Mathematical model of particle motion

Contour plot of the Hénon–Heiles potential

The Hénon-Heiles system is a nonlinear mathematical model that describes the motion of a particle in a two-dimensional potential. It was introduced in 1964 by astronomers Michel Hénon and Carl Heiles to study the dynamics of stars in a galaxy. Still, it has become an example in the study of nonlinear dynamical systems, Hamiltonian chaos, and celestial mechanics.

While at Princeton University in 1962, Michel Hénon and Carl Heiles worked on the non-linear motion of a star around a galactic center with the motion restricted to a plane. In 1964, they published an article titled "The applicability of the third integral of motion: Some numerical experiments". Their original idea was to find a third integral of motion in a galactic dynamics. For this purpose, they considered a simplified two-dimensional, nonlinear, rotational symmetric potential and found that the third integral existed only for a limited number of initial conditions.

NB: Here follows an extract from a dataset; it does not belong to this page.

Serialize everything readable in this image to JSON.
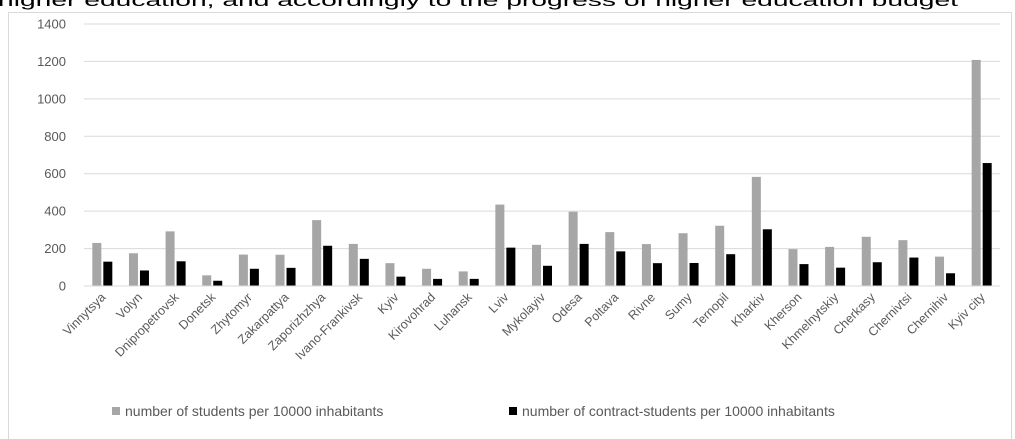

In the modern perspective, the initial conditions that do not have the third integral of motion are called chaotic orbits.

==Introduction ==
The Hénon–Heiles potential can be expressed as
$V(x,y) = \frac{1}{2}(x^2 + y^2) + \lambda \left(x^2y - \frac{y^3}{3}\right).$
The Hénon–Heiles Hamiltonian can be written as
$H = \frac12 (p_x^2 + p_y^2) + \frac{1}{2}(x^2 + y^2) + \lambda \left(x^2y - \frac{y^3}{3}\right).$
The Hénon–Heiles system (HHS) is defined by the following four equations:
$\dot{x} = p_x,$
$\dot{p_x} = -x - 2\lambda xy,$
$\dot{y} = p_y,$
$\dot{p_y} = -y - \lambda(x^2 - y^2).$
In the classical chaos community, the value of the parameter $\lambda$ is usually taken as unity.
Since HHS is specified in $\R^2$, we need a Hamiltonian with 2 degrees of freedom to model it.
It can be solved for some cases using Painlevé analysis.

==Quantum Hénon–Heiles Hamiltonian==
In the quantum case, the Hénon–Heiles Hamiltonian can be written as a two-dimensional Schrödinger equation.

The corresponding two-dimensional Schrödinger equation is given by

$i\hbar\frac{\partial}{\partial t} \Psi(x,y) = \left[ \frac{-\hbar^2}{2m}\nabla^2 + \frac12 (x^2 + y^2 ) + \lambda \left(x^2 y - \frac13 y^3\right) \right] \Psi(x,y).$

==Wada property of the exit basins ==
Hénon–Heiles system shows rich dynamical behavior. Usually, the Wada property cannot be seen in the Hamiltonian system, but Hénon–Heiles exit basin shows an interesting Wada property. It can be seen that when the energy is greater than the critical energy, the Hénon–Heiles system has three exit basins. In 2001 M. A. F. Sanjuán et al. had shown that in the Hénon–Heiles system, the exit basins have the Wada property.